La coreografia è quindi una forma di conoscenza, un sapere, e gli strumenti che applica non sono in relazione causale con l’espressione-danza, ma sono strumenti generici che possono essere utilizzati per produrre qualsiasi cosa. Potremmo per esempio utilizzarla per analizzare il tempo atmosferico, le nuvole che si muovono sopra la nostra testa, e se lo facessimo smetterebbe di piovere perché la coreografia non conosce la pioggia: ciò che scende dal cielo sarebbero allora passi di danza, grand jeté o concatenazioni di modern dance, non certo gocce di pioggia.
La danza è l’esatto opposto della coreografia: è una capacità espressiva, cioè si muove strategicamente all’interno delle strutture.

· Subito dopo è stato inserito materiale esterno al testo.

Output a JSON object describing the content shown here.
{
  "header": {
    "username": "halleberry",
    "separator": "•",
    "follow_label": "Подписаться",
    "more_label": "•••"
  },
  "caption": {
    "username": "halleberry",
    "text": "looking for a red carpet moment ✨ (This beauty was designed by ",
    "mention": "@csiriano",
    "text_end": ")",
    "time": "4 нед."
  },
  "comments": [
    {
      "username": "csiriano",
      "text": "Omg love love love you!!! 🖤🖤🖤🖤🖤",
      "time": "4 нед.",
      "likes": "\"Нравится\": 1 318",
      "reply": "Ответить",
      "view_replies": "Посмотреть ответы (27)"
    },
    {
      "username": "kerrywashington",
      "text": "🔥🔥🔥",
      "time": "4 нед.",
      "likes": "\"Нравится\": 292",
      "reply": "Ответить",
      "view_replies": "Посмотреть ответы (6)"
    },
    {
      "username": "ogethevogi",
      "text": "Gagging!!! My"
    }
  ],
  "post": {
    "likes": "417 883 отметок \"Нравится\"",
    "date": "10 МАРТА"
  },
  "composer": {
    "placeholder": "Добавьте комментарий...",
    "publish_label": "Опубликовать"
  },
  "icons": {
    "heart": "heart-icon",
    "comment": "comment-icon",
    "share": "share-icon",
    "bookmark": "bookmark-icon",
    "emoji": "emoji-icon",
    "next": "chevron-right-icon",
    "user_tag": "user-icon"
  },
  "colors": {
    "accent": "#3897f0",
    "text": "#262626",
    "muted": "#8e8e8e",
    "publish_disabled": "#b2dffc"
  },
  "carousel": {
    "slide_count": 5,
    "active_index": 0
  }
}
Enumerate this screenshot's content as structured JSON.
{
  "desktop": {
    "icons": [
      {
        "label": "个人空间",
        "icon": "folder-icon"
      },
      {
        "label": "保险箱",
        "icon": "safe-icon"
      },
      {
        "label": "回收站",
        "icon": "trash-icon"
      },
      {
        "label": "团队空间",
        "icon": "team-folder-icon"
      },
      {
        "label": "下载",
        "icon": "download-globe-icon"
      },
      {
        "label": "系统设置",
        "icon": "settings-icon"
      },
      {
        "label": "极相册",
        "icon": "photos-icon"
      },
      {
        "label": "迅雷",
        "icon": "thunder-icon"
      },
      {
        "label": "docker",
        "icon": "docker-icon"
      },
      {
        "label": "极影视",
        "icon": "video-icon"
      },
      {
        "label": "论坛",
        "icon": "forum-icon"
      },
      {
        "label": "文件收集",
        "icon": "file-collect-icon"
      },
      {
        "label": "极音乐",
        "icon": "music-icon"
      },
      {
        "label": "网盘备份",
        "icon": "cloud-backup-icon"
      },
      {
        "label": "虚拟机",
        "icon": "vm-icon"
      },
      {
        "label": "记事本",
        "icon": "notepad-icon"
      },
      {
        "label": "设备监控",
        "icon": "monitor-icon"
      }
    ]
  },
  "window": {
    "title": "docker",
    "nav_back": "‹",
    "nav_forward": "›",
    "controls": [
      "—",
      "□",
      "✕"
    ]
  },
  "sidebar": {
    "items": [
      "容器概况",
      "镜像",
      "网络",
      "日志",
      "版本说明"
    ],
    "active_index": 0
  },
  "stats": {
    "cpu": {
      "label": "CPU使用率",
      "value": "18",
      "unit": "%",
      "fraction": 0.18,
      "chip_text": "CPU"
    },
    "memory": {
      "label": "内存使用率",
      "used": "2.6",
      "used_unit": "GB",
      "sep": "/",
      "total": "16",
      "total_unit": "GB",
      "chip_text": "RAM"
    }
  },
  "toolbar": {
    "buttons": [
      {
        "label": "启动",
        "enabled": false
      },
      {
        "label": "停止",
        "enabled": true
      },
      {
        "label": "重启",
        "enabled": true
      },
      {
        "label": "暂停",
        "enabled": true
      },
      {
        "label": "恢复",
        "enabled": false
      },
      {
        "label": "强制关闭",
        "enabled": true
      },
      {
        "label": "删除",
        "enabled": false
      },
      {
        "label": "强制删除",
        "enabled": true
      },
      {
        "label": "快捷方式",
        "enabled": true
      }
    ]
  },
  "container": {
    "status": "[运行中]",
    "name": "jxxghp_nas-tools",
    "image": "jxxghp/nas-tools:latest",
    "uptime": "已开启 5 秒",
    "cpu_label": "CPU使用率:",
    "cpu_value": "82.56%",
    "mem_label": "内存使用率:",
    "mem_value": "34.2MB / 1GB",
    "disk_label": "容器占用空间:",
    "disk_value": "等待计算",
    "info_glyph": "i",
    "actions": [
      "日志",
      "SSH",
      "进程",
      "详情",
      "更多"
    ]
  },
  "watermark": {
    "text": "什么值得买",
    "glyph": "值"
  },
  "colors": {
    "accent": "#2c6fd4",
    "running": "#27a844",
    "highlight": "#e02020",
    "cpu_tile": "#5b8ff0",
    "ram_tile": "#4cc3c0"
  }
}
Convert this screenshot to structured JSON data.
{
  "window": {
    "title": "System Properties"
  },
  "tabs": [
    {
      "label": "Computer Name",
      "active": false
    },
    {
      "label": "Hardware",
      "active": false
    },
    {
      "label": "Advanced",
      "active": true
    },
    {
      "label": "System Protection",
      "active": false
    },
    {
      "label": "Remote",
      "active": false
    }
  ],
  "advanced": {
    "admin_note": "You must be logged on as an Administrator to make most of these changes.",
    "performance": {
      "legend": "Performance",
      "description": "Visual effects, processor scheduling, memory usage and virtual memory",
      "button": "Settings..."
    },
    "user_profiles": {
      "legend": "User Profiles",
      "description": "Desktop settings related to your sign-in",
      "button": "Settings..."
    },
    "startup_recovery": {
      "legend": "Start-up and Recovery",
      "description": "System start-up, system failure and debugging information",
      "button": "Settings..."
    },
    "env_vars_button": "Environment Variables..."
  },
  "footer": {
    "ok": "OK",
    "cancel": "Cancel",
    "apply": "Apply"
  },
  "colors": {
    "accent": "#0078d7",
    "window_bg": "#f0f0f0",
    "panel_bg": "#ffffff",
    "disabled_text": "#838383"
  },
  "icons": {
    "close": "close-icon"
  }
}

In quanto strategica ha bisogno di una struttura, ma non per forza di una struttura coreografica; per esempio possiamo ritrovarci e ballare semplicemente perché ci piace farlo.
La coreografia è ciò che permette di leggere il movimento attraverso il tempo ed è necessaria una forma di organizzazione per poter vedere la danza, riconoscerla e posizionarsi di fronte a essa; ma esiste anche il movimento senza struttura, una danza senza organizzazione che per noi come individui e come collettività non è ancora diventata un sapere.
La danza, quindi, è qualcosa che sta in equilibrio tra l’invisibilità e il farsi conoscenza.
Ciò che viene organizzato attraverso la coreografia entra subito nell’ambito del possibile, mentre un’espressione senza organizzazione è ancora pura potenzialità. Si tratta di una distinzione molto importante: la coreografia permette di riconoscere l’intelligenza della struttura, ma offre solo l’esperienza di una prossimità con una possibilità già in atto. Al contrario, la dimensione potenziale permette di immaginare ciò che ancora non è pensabile e conduce al fantastico: la danza, quindi, offre una possibilità di cambiamento che non è deterministica in uno spazio assoluto di libertà».